Además de como rey austero y aquejado de gota que transportaban de Madrid al Escorial y viceversa en silla de manos, Felipe II se hizo famoso por una frase que casi todo el mundo conoce y esgrime, de vez en cuando, con satisfacción: “Yo no mandé mis barcos a luchar contra los elementos”. Y tenía razón, pues la Gran Armada, que esa era su denominación oficial y no la de Invencible, como luego el enemigo prefirió llamarla para demostrar que sí la había vencido, fue desorganizada en el Canal de la Mancha por una gran tempestad. Esta permitió que los pesados galeones, dispersos por la galerna, fueran luego acosados de uno en uno por los más ligeros navíos ingleses, que los persiguieron como perros de presa. De esta manera impidieron su desembarco en Inglaterra, haciendo naufragar a buena parte de las naves en las costas de Escocia e Irlanda y forzando al resto a regresar a España.

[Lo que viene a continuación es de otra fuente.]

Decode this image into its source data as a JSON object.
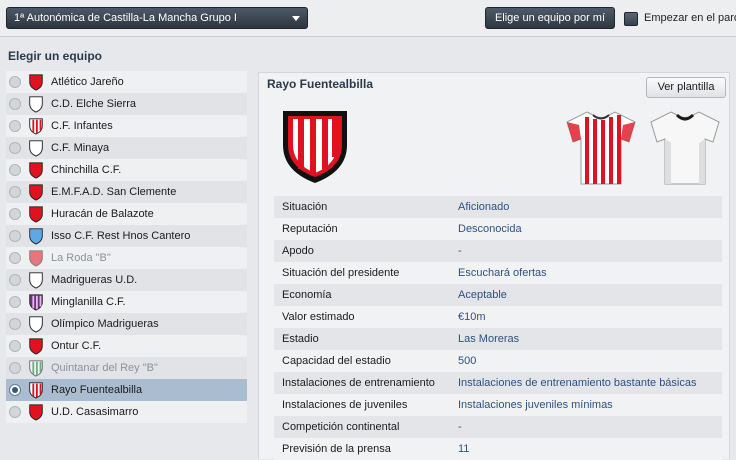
{
  "header": {
    "league": "1ª Autonómica de Castilla-La Mancha Grupo I",
    "pick_button": "Elige un equipo por mí",
    "start_label": "Empezar en el paro"
  },
  "sidebar": {
    "title": "Elegir un equipo",
    "teams": [
      {
        "name": "Atlético Jareño",
        "crest": "red-shield-crest"
      },
      {
        "name": "C.D. Elche Sierra",
        "crest": "white-shield-crest"
      },
      {
        "name": "C.F. Infantes",
        "crest": "red-white-striped-crest"
      },
      {
        "name": "C.F. Minaya",
        "crest": "white-shield-crest"
      },
      {
        "name": "Chinchilla C.F.",
        "crest": "red-shield-crest"
      },
      {
        "name": "E.M.F.A.D. San Clemente",
        "crest": "red-shield-crest"
      },
      {
        "name": "Huracán de Balazote",
        "crest": "red-shield-crest"
      },
      {
        "name": "Isso C.F. Rest Hnos Cantero",
        "crest": "blue-shield-crest"
      },
      {
        "name": "La Roda \"B\"",
        "crest": "red-shield-crest"
      },
      {
        "name": "Madrigueras U.D.",
        "crest": "white-shield-crest"
      },
      {
        "name": "Minglanilla C.F.",
        "crest": "purple-striped-crest"
      },
      {
        "name": "Olímpico Madrigueras",
        "crest": "white-shield-crest"
      },
      {
        "name": "Ontur C.F.",
        "crest": "red-shield-crest"
      },
      {
        "name": "Quintanar del Rey \"B\"",
        "crest": "green-white-striped-crest"
      },
      {
        "name": "Rayo Fuentealbilla",
        "crest": "red-white-striped-crest"
      },
      {
        "name": "U.D. Casasimarro",
        "crest": "red-shield-crest"
      }
    ]
  },
  "detail": {
    "team_name": "Rayo Fuentealbilla",
    "squad_button": "Ver plantilla",
    "rows": [
      {
        "label": "Situación",
        "value": "Aficionado"
      },
      {
        "label": "Reputación",
        "value": "Desconocida"
      },
      {
        "label": "Apodo",
        "value": "-"
      },
      {
        "label": "Situación del presidente",
        "value": "Escuchará ofertas"
      },
      {
        "label": "Economía",
        "value": "Aceptable"
      },
      {
        "label": "Valor estimado",
        "value": "€10m"
      },
      {
        "label": "Estadio",
        "value": "Las Moreras"
      },
      {
        "label": "Capacidad del estadio",
        "value": "500"
      },
      {
        "label": "Instalaciones de entrenamiento",
        "value": "Instalaciones de entrenamiento bastante básicas"
      },
      {
        "label": "Instalaciones de juveniles",
        "value": "Instalaciones juveniles mínimas"
      },
      {
        "label": "Competición continental",
        "value": "-"
      },
      {
        "label": "Previsión de la prensa",
        "value": "11"
      }
    ]
  },
  "colors": {
    "accent_blue": "#2c5283",
    "selected_row": "#aabdd0",
    "crest_red": "#e0121f"
  }
}
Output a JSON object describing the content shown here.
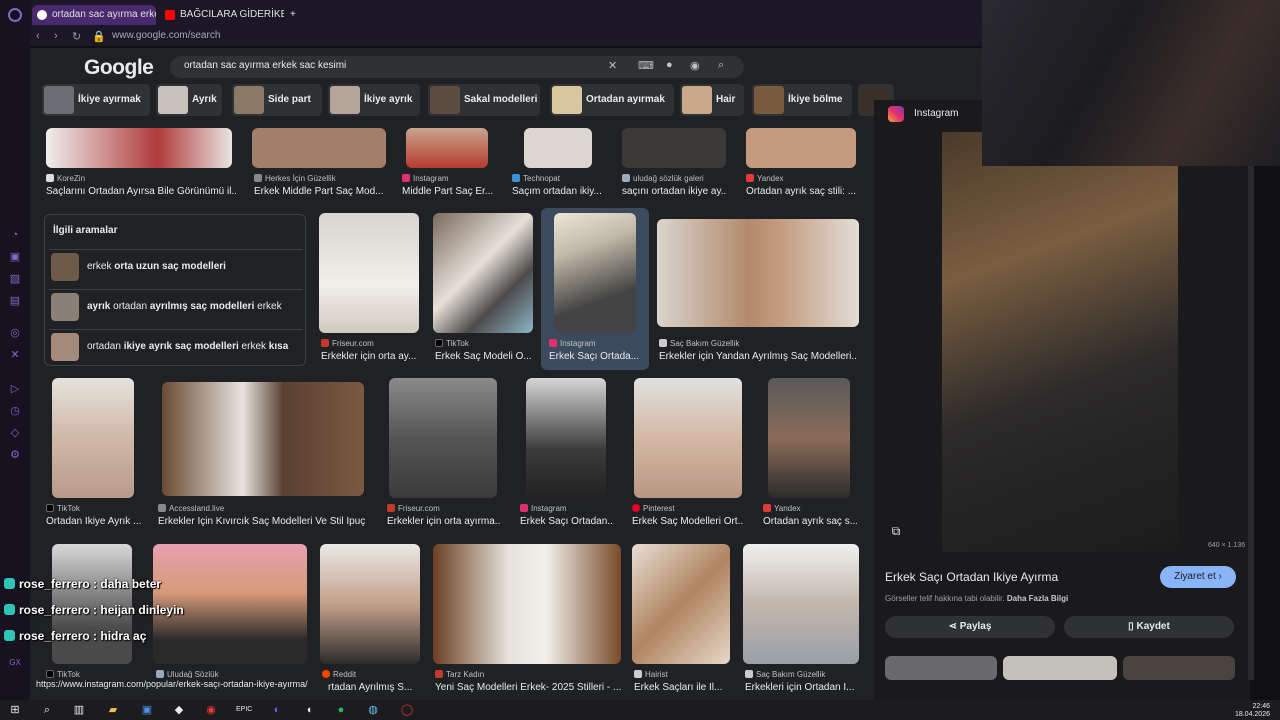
{
  "browser": {
    "tabs": [
      {
        "label": "ortadan sac ayırma erkek s"
      },
      {
        "label": "BAĞCILARA GİDERİKEN"
      }
    ],
    "new_tab": "+",
    "url": "www.google.com/search"
  },
  "google": {
    "logo": "Google",
    "query": "ortadan sac ayırma erkek sac kesimi",
    "chips": [
      "İkiye ayırmak",
      "Ayrık",
      "Side part",
      "İkiye ayrık",
      "Sakal modelleri",
      "Ortadan ayırmak",
      "Hair",
      "İkiye bölme"
    ]
  },
  "row1": [
    {
      "source": "KoreZin",
      "title": "Saçlarını Ortadan Ayırsa Bile Görünümü il..."
    },
    {
      "source": "Herkes İçin Güzellik",
      "title": "Erkek Middle Part Saç Mod..."
    },
    {
      "source": "Instagram",
      "title": "Middle Part Saç Er..."
    },
    {
      "source": "Technopat",
      "title": "Saçım ortadan ikiy..."
    },
    {
      "source": "uludağ sözlük galeri",
      "title": "saçını ortadan ikiye ay..."
    },
    {
      "source": "Yandex",
      "title": "Ortadan ayrık saç stili: ..."
    }
  ],
  "related": {
    "heading": "İlgili aramalar",
    "items": [
      {
        "pre": "erkek ",
        "bold": "orta uzun saç modelleri",
        "post": ""
      },
      {
        "pre": "",
        "bold": "ayrık",
        "post": " ortadan ",
        "bold2": "ayrılmış saç modelleri",
        "post2": " erkek"
      },
      {
        "pre": "ortadan ",
        "bold": "ikiye ayrık saç modelleri",
        "post": " erkek ",
        "bold2": "kısa",
        "post2": ""
      }
    ]
  },
  "row2": [
    {
      "source": "Friseur.com",
      "title": "Erkekler için orta ay..."
    },
    {
      "source": "TikTok",
      "title": "Erkek Saç Modeli O..."
    },
    {
      "source": "Instagram",
      "title": "Erkek Saçı Ortada..."
    },
    {
      "source": "Saç Bakım Güzellik",
      "title": "Erkekler için Yandan Ayrılmış Saç Modelleri..."
    }
  ],
  "row3": [
    {
      "source": "TikTok",
      "title": "Ortadan İkiye Ayrık ..."
    },
    {
      "source": "Accessland.live",
      "title": "Erkekler İçin Kıvırcık Saç Modelleri Ve Stil İpuç..."
    },
    {
      "source": "Friseur.com",
      "title": "Erkekler için orta ayırma..."
    },
    {
      "source": "Instagram",
      "title": "Erkek Saçı Ortadan..."
    },
    {
      "source": "Pinterest",
      "title": "Erkek Saç Modelleri Ort..."
    },
    {
      "source": "Yandex",
      "title": "Ortadan ayrık saç s..."
    }
  ],
  "row4": [
    {
      "source": "TikTok",
      "title": ""
    },
    {
      "source": "Uludağ Sözlük",
      "title": ""
    },
    {
      "source": "Reddit",
      "title": "rtadan Ayrılmış S..."
    },
    {
      "source": "Tarz Kadın",
      "title": "Yeni Saç Modelleri Erkek- 2025 Stilleri - ..."
    },
    {
      "source": "Hairist",
      "title": "Erkek Saçları ile İl..."
    },
    {
      "source": "Saç Bakım Güzellik",
      "title": "Erkekleri için Ortadan İ..."
    }
  ],
  "panel": {
    "source": "Instagram",
    "dimensions": "640 × 1.136",
    "title": "Erkek Saçı Ortadan Ikiye Ayırma",
    "visit": "Ziyaret et",
    "notice": "Görseller telif hakkına tabi olabilir.",
    "notice_link": "Daha Fazla Bilgi",
    "share": "Paylaş",
    "save": "Kaydet"
  },
  "chat": [
    {
      "user": "rose_ferrero",
      "msg": " : daha beter"
    },
    {
      "user": "rose_ferrero",
      "msg": " : heijan dinleyin"
    },
    {
      "user": "rose_ferrero",
      "msg": " : hidra aç"
    }
  ],
  "status_url": "https://www.instagram.com/popular/erkek-saçı-ortadan-ikiye-ayırma/",
  "clock": {
    "time": "22:46",
    "date": "18.04.2026"
  }
}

Años antes, este mismo rey había pronunciado otra frase, menos rimbombante pero muy útil también para cualquiera capaz de desenfundarla en el momento oportuno. Y es que, en vísperas de la trascendental batalla de San Quintín, en 1557, llegó a su poder un pliego que le enviaba desde París el mismísimo Nostradamus con la adivinación del resultado. En cuanto lo tuvo en sus manos, mandó pagar al mensajero 500 escudos por tan magnífico detalle, pero, a continuación, sin abrirlo y ante el asombro de los presentes, lo arrojó al fuego mientras exclamaba: “No quiero que la lectura de este papel me haga más temeroso o más temerario”. Esta manera de proceder nos revela el extraordinario dominio de la curiosidad que tenía este monarca, a quien, salvó en la gola, se le suelen cargar las tintas con colores en exceso oscuros.
Ambas reflexiones reales tienen para mí un encuentro en una tercera frase en la ciudad de La Coruña, que acogió precisamente a la Gran Armada, también nombrada Felicísima, al llegar a su altura procedente de Lisboa. Con las provisiones casi corrompidas y el agua almacenada en las barricas infecta, cerca de mil de sus integrantes enfermaron, con lo que hubieron de curarse allí. Esa tercera sentencia salió de los labios de un vidente que echaba las cartas al que, una noche de la primavera de 1983, en el receso de una de sus sesiones, a la que se me permitió asistir, le pregunté si aparte de lo que había pronosticado vislumbraba alguna cosa más en el horizonte de nuestras vidas. Él ya había cerrado la baraja.
- Sí -respondió-. Veo una nueva invasión de la península por los árabes.
Confieso que tal exabrupto a esas horas en que el cansancio empezaba a combinarse con el sueño, a punto estuvo de moverme a risa, pero también que muchos años después me acordaría del Rey Prudente, pues este, ateniéndose a su proverbial continencia, jamás habría formulado una pregunta así. ¡Ay, cuánto debemos aprender de nuestros mayores!